In China, companies like Alibaba, Tencent and Baidu have been forced to combine their cloud operations with the state-owned telecom operators in a process called “mixed ownership.” This has effectively neutered any independent deployment of edge clouds in China; everything runs through the government.
Conversely, in the U.S. market, hyperscalers, telecom operators and neutral hosts engage in a free-wheeling environment in which all kinds of experiments are taking place. These companies are investing in commercial edge data centers at a regional level (about 20 data centers to cover the USA), while individual enterprises are investing in on-prem clouds so that they can control access to their data best.
At the same time, thousands of American enterprises are implementing various forms of edge computing in their operations without using a commercial edge computing service. Exxon Mobil, Chick-Fil-A, H&R Block, John Deere, Walmart and many other companies have developed very specific applications on customized private edge clouds that they keep on-premises.
In fact, I would say that the variety of solutions in the Western world is far superior to the Chinese one-size-fits-all approach because we have mini-servers under the counter at Chick-Fil-A and we have highly secure servers running digital twins for industrial companies.
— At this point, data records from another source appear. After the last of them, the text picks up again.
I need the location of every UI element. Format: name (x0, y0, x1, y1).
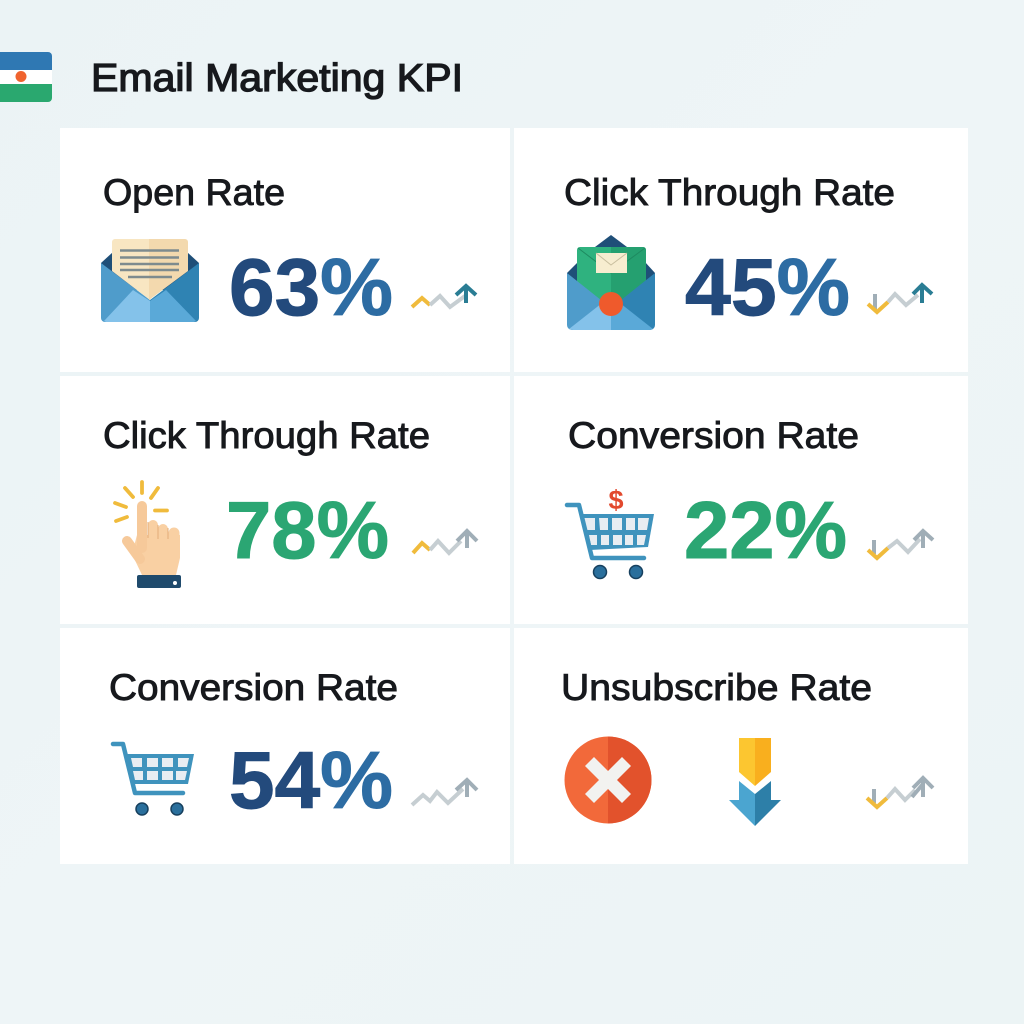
heading: open rate: Open Rate (103, 172, 285, 213)
icon: shopping cart with dollar (567, 485, 654, 578)
heading: conversion rate: Conversion Rate (109, 667, 398, 708)
value: 63%: 63% (229, 243, 393, 333)
icon: shopping cart (113, 744, 194, 815)
panel: conversion rate, bottom left (60, 628, 510, 864)
trend sparkline (867, 778, 933, 807)
panel: click through rate, middle left (60, 376, 510, 624)
trend sparkline (868, 531, 933, 558)
icon: shopping cart with dollar: $ (608, 485, 624, 515)
heading: click through rate: Click Through Rate (103, 415, 430, 456)
icon: envelope with green card (567, 235, 655, 330)
panel: click through rate, top right (514, 128, 968, 372)
icon: down arrow (729, 738, 781, 826)
value: 22%: 22% (684, 486, 847, 576)
value: 54%: 54% (229, 736, 393, 826)
flag logo (0, 52, 52, 102)
heading: conversion rate: Conversion Rate (568, 415, 859, 456)
icon: red cross circle (564, 736, 652, 824)
trend sparkline (413, 531, 477, 553)
value: 78%: 78% (226, 486, 389, 576)
icon: pointing hand (115, 482, 181, 588)
heading: unsubscribe rate: Unsubscribe Rate (561, 667, 872, 708)
trend sparkline (868, 285, 932, 312)
trend sparkline (412, 780, 477, 805)
icon: open envelope with letter (101, 239, 199, 322)
panel: unsubscribe rate (514, 628, 968, 864)
panel: open rate (60, 128, 510, 372)
panel: conversion rate, middle right (514, 376, 968, 624)
trend sparkline (412, 286, 476, 307)
heading: click through rate: Click Through Rate (564, 172, 895, 213)
value: 45%: 45% (685, 243, 850, 333)
title: Email Marketing KPI (91, 57, 463, 100)
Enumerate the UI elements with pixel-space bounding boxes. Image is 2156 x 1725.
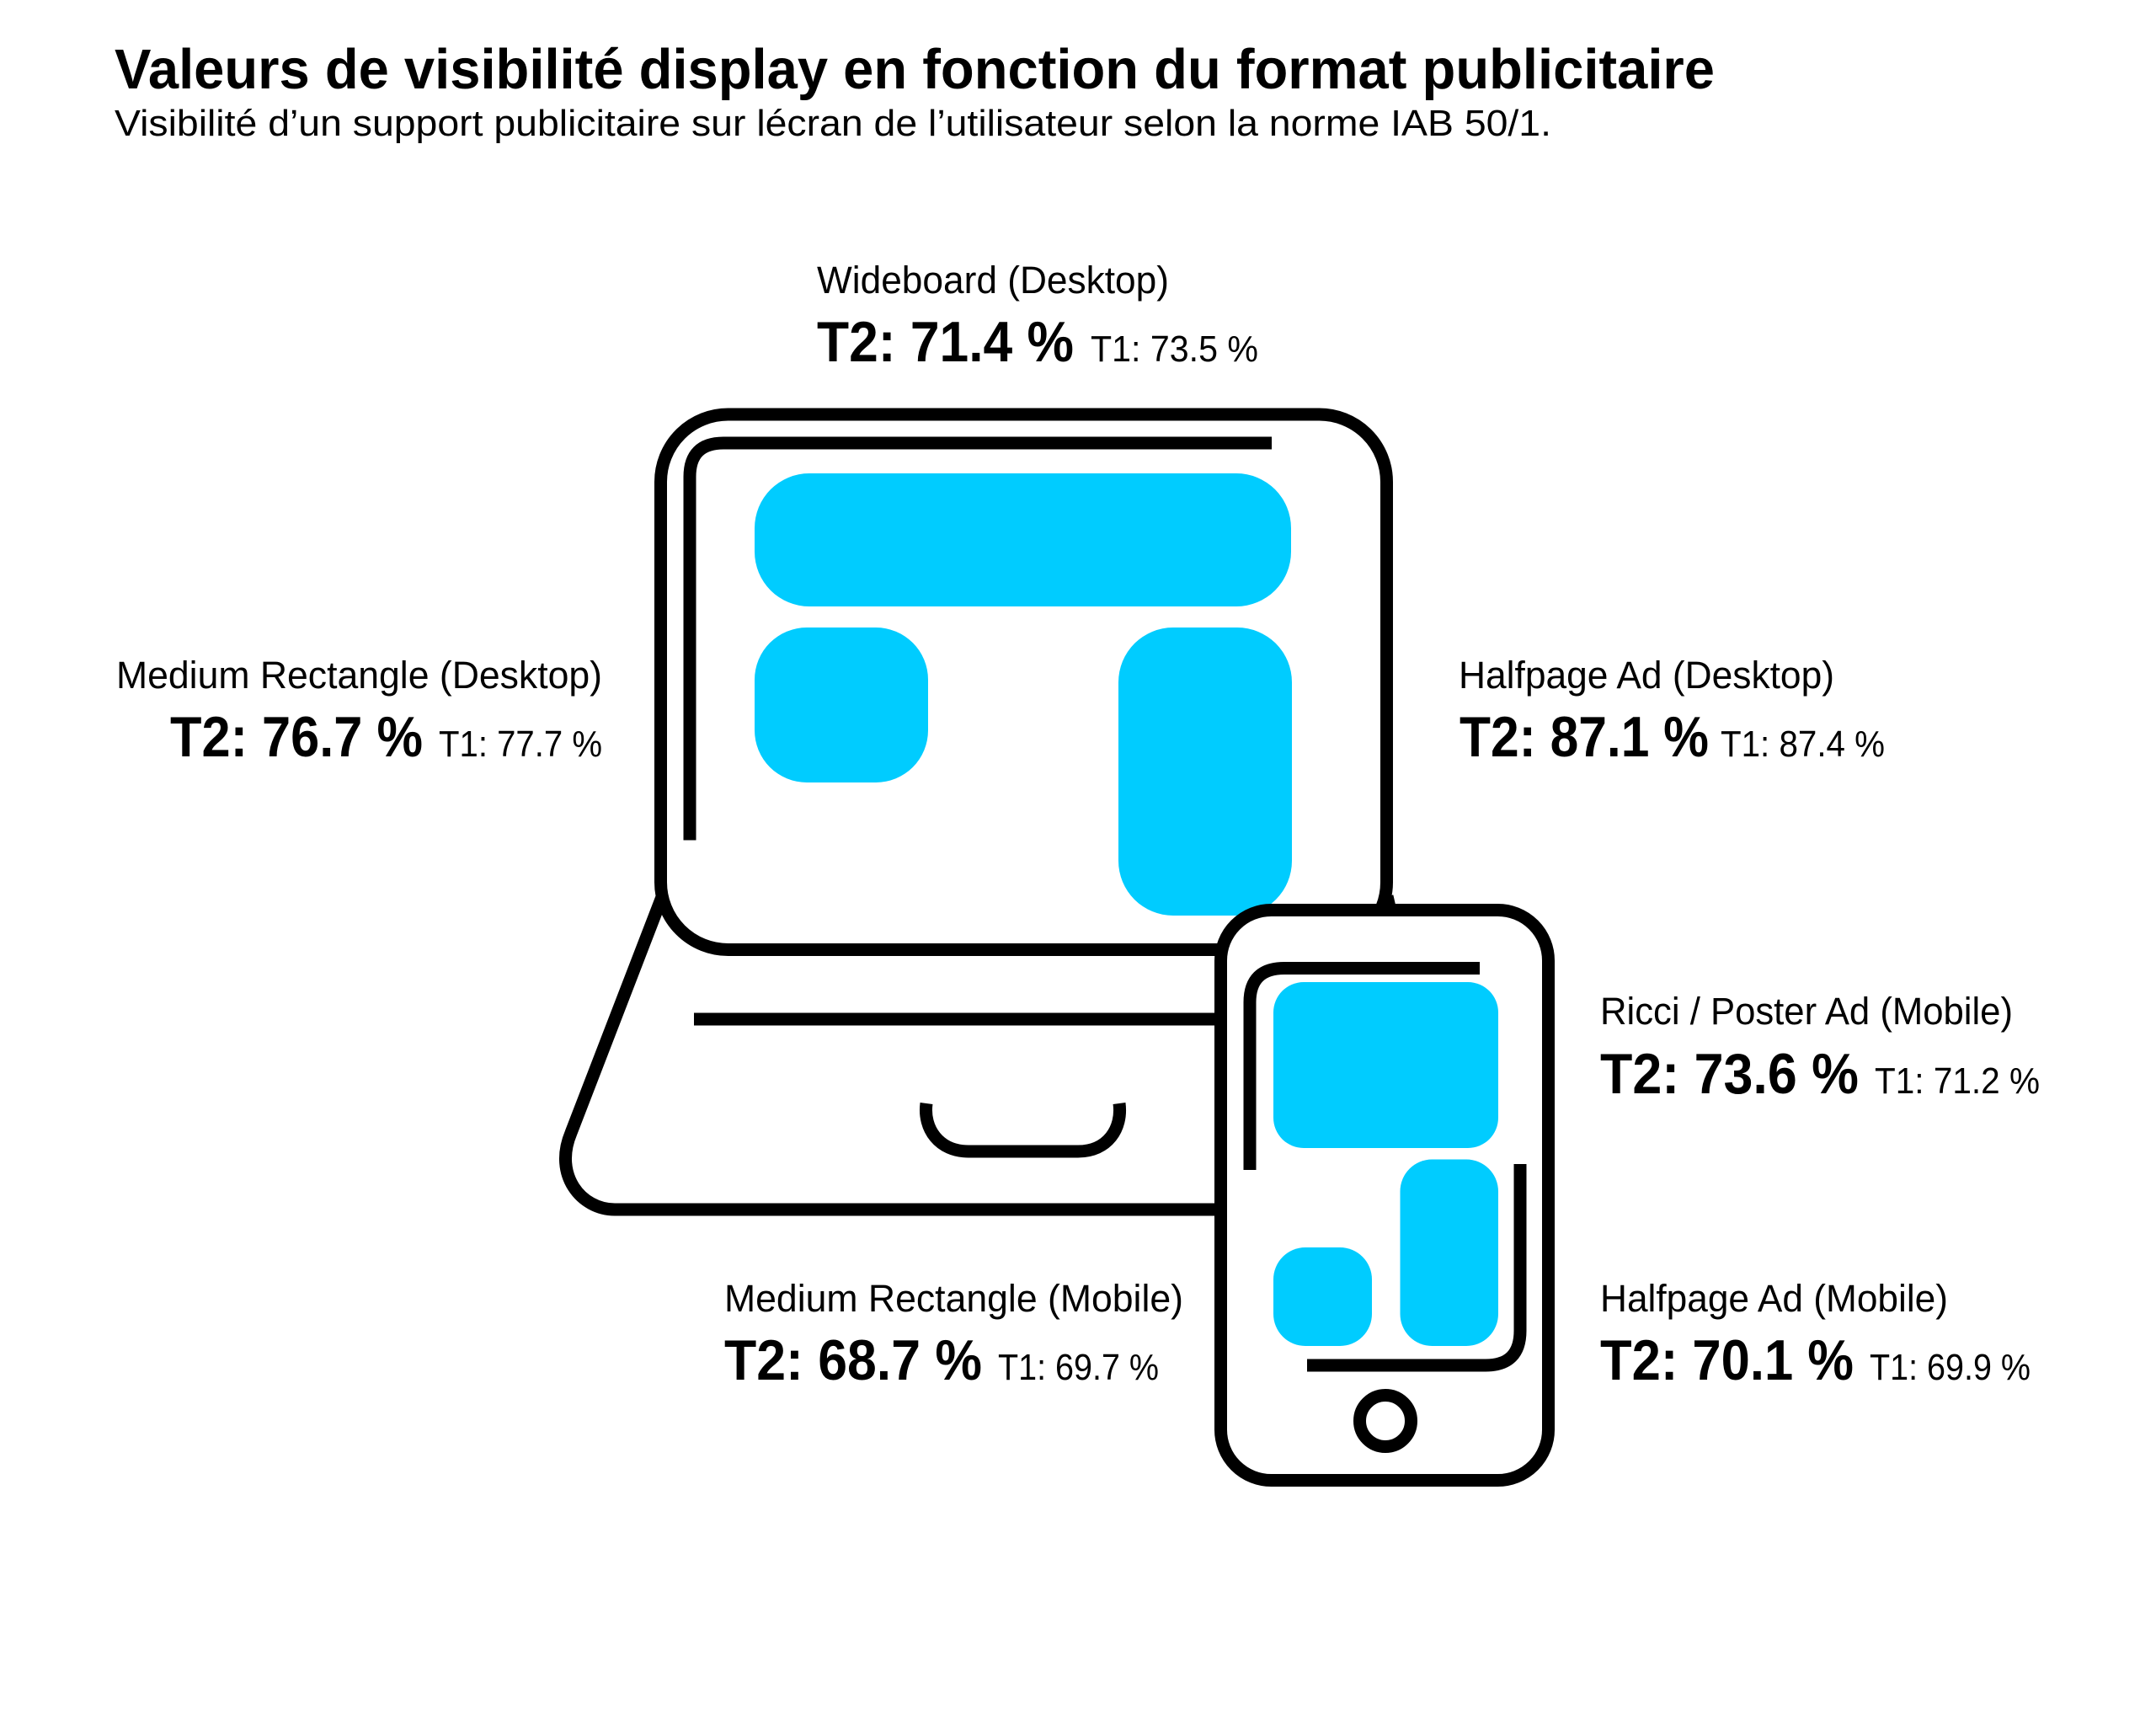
label: ricci poster mobile: T1: 71.2 % [1875, 1060, 2040, 1102]
laptop keyboard line [694, 1012, 1230, 1026]
subtitle: Visibilité d’un support publicitaire sur lécran de l’utilisateur selon la norme IAB 50/1. [115, 103, 1551, 144]
label: halfpage mobile [1600, 1277, 2031, 1392]
label: medium rectangle mobile [724, 1277, 1183, 1392]
icon: smartphone [1221, 910, 1548, 1481]
phone home button [1359, 1395, 1412, 1447]
label: halfpage mobile: Halfpage Ad (Mobile) [1600, 1277, 1948, 1320]
laptop base [565, 897, 1230, 1210]
label: halfpage desktop: T2: 87.1 % [1460, 705, 1709, 769]
label: halfpage desktop: Halfpage Ad (Desktop) [1459, 654, 1834, 697]
label: ricci poster mobile: T2: 73.6 % [1600, 1042, 1859, 1106]
icon: laptop [565, 414, 1392, 1210]
laptop screen highlight line [690, 443, 1272, 841]
label: halfpage desktop: T1: 87.4 % [1721, 724, 1885, 765]
phone highlight line bottom right [1307, 1164, 1520, 1365]
label: halfpage mobile: T1: 69.9 % [1870, 1347, 2031, 1388]
ad: halfpage desktop [1118, 628, 1292, 916]
ad: ricci poster mobile [1273, 982, 1498, 1148]
title: Valeurs de visibilité display en fonction du format publicitaire [115, 38, 1715, 101]
label: wideboard desktop: T2: 71.4 % [817, 310, 1074, 374]
ad: medium rectangle desktop [755, 628, 928, 782]
label: wideboard desktop: Wideboard (Desktop) [817, 259, 1169, 302]
label: medium rectangle desktop: T2: 76.7 % [170, 705, 423, 769]
phone body [1221, 910, 1548, 1481]
ad: wideboard desktop [755, 473, 1291, 606]
label: halfpage desktop [1459, 654, 1885, 769]
label: medium rectangle desktop: T1: 77.7 % [439, 724, 602, 765]
label: medium rectangle mobile: T1: 69.7 % [998, 1347, 1159, 1388]
label: medium rectangle desktop [116, 654, 602, 769]
label: medium rectangle mobile: T2: 68.7 % [724, 1328, 982, 1392]
laptop screen [660, 414, 1386, 950]
label: wideboard desktop [817, 259, 1258, 374]
ad: halfpage mobile [1400, 1159, 1498, 1346]
label: medium rectangle desktop: Medium Rectangle (Desktop) [116, 654, 602, 697]
phone highlight line top left [1250, 969, 1480, 1170]
label: ricci poster mobile [1600, 990, 2040, 1106]
label: medium rectangle mobile: Medium Rectangle (Mobile) [724, 1277, 1183, 1320]
ad: medium rectangle mobile [1273, 1247, 1372, 1346]
laptop right hinge [1387, 896, 1392, 918]
label: wideboard desktop: T1: 73.5 % [1091, 328, 1258, 370]
label: halfpage mobile: T2: 70.1 % [1600, 1328, 1854, 1392]
label: ricci poster mobile: Ricci / Poster Ad (Mobile) [1600, 990, 2013, 1033]
laptop trackpad [926, 1103, 1120, 1151]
In my analysis this year, I have illustrated how the business model is taking shape for several vertical markets and I see different roles for the hyperscalers, the telcos and the neutral hosts in streaming, gaming, manufacturing, automotive and other application areas.
In each vertical market, the leading companies are developing customized software to integrate the edge cloud with the existing operations. In some cases, we are already starting to see those early customized solutions turning into a blueprint for a common platform. This is going to lead to tremendous growth in the number of enterprises using a local commercial edge data center for some kind of automation.
Here’s the long play: The Western, Darwinian approach will result in a business model and one software platform that is easy to use, with millions of developers. Possibly two or three different models/platforms. The Fortune 500 companies may continue to use on-prem edge clouds, but millions of other businesses will shift over to a telco-based or a hyperscaler-based edge cloud model because it will be cheaper and faster to market. In the end, we expect the insular Chinese model to be “unexportable,” and the organic Western model will win.
The Western market for edge computing services will have a different flavor than the Chinese version. But in the long term, I expect the spicy Western dish to taste better.